12 de marzo 2003 - 00:00

Aplauden primera película argentina en la competencia

Daniel Hendler, Dolores Fonzi y Damián Szifron
Daniel Hendler, Dolores Fonzi y Damián Szifron
Mar del Plata - La película más esperada de la competencia, «El fondo del mar», se presentó ayer con señalable agrado del público, que hasta acudió a la funcion matutina dedicada a la prensa. Damián Szifron, que ya se ha lucido como director televisivo con «Los simuladores», muestra también su habilidad como director de cine, y si bien se extiende un poco más de lo necesario, dejó a casi todo el mundo contento. Puede objetarse, eso sí, que se trata de una liviana comedia comercial, o sea, no es lo que se espera para competir en este tipo de festivales. Pero es un buen respiro.

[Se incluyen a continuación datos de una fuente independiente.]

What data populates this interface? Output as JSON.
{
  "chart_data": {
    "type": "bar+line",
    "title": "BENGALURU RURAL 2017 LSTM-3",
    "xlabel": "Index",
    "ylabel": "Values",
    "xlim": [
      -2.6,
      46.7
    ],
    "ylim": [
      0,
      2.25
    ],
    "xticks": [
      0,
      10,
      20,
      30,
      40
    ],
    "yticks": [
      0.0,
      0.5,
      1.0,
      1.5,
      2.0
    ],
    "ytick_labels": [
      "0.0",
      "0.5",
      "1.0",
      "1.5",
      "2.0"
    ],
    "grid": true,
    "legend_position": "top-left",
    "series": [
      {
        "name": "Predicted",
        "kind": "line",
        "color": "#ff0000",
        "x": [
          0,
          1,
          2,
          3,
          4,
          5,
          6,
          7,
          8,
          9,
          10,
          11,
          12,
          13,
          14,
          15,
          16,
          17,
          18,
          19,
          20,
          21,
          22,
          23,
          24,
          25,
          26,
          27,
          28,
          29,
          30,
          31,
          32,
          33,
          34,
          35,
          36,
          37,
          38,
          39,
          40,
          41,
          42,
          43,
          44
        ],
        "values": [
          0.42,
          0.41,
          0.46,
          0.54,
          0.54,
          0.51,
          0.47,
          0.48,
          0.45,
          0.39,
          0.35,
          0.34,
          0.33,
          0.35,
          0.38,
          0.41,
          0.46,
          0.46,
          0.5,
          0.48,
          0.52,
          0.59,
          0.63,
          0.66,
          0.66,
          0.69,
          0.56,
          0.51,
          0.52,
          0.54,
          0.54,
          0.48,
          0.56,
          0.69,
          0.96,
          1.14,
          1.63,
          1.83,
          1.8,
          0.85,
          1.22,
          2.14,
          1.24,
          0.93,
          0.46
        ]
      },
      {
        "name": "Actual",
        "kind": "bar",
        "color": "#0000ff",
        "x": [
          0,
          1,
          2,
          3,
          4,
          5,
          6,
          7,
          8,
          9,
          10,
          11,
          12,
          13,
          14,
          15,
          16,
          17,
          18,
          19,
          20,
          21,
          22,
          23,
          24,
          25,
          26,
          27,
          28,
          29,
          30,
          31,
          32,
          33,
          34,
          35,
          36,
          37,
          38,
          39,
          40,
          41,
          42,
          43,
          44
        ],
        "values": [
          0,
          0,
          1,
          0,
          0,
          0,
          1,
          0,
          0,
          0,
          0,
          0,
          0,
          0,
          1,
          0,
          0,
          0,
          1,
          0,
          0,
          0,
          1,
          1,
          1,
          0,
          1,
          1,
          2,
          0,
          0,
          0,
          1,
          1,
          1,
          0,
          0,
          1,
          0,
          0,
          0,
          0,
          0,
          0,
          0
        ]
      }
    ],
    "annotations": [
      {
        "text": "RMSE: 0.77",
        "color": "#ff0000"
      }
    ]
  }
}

En multitudinaria conferencia de prensa, Szifron sintetizó su vida («desde los tres años iba con mi mamá al cine, al Palacio de la Papa Frita y de nuevo al cine») y marcó su estilo: «de pronto me atrajo un tema, los celos. Aclaro que nunca fui engañado, pero conozco cómo reaccionan algunos cuando se la ven en puerta. Y a ese tema, que a otros los inclina hacia el suicidio, decidí contarlo como una de acción». Para el caso, Daniel Hendler, en su pose de adolescente demorado, sospecha que su novia anda con Gustavo Garzón, en personaje de varón porteño, y empieza a seguirlo. «Sintetizando, es la persecusión de un paranoico a un egocéntrico».

•Elenco

Risueño, cuenta cómo eligió a los intérpretes. «A Dolores Fonzi la vi en una produccion de fotos, vestida únicamente con una crema, y Hendler era una celebridad en el mundo del cine joven». Con «presupuesto mutante», la película se rodó antes (escenas de persecusión nocturna) y después de «Los simuladores», siempre con un guión de hierro.

«Hitchcock le dijo a Truffaut que en el rodaje hay tiempo para que se te ocurran ideas buenas, pero no para comprobar si además de buenas son adecuadas. Por eso, ante la duda me decía 'si esto ya lo pensé, algun criterio tiene esta escena acá. Así que todo lo que está tiene un sentido». Igual le convendrian algunos cortecitos.

Otro criterio tuvo la competidora alemana, «Sobre la noche», rodada en video durante un año, a escena completa sin corte, y postproducida luego a lo largo de cuatro años. Retrato de jóvenes indecisos y doloridos, su autor, Horst Krassa, es realmente un tipo baqueteado por la noche. Su conferencia tambien recibió un sólido aplauso, pero de mucha menos gente.

Siguiendo con los directores, fue muy buena idea la de incorporar un concurso internacional de cortos, para estudiantes de todas las escuelas del mundo. Vinieron hasta de Egipto y Noruega, y están todos felices, salvo un noruego que se desencontró con la copia de su película. Por suerte para los organizadores del festival, por esta vez la culpa parece ser de una compañía aérea.

Ya bastante tienen con haber dejado al director
Nils Malmros y su esposa esperando cuatro horas en el hall del Sheraton, hasta que les dieron la habitación prometida, y cosas por el estilo, como que al segundo día de empezado el festival un jefe de sección haya tenido que ir por su cuenta a comprar un par de videograbadores que pudieron -y debieron- haber sido instalados dos días antes de dicho tormentoso comienzo. O que los seminarios empiecen una hora despuées de lo previsto, etc. (pero por el workshop intensivo de tres días de Wojciech Jasny valió la pena esperar, e incluso sería bueno que lo repita).

El viajero oculto: el realizador
Orlando Senna, ministro de lo Audiovisual de Brasil, estuvo los dos primeros días, casi en forma anónima. Una ocasión perdida para quienes quieren afirmar el sentido mercosurista del festival, y para quienes quieren saber cómo sigue el sistema brasileño de financiación de audiovisuales, hecho sobre la base de un descuento en el impuesto a las ganancias. En vez de pagar todo el impuesto, se puede invertir una parte en alguna película. Perdido por perdido, con suerte hasta se puede ganar dinero.

Se fueron los brasileños y llegó el frío. Cabe esperar que vuelva el calor, porque hoy compite una comedia brasileña. Pero también va
«El rincón triste», de Finlandia. Lo más probable es que se mantenga un tibio entusiasmo, como hasta ahora.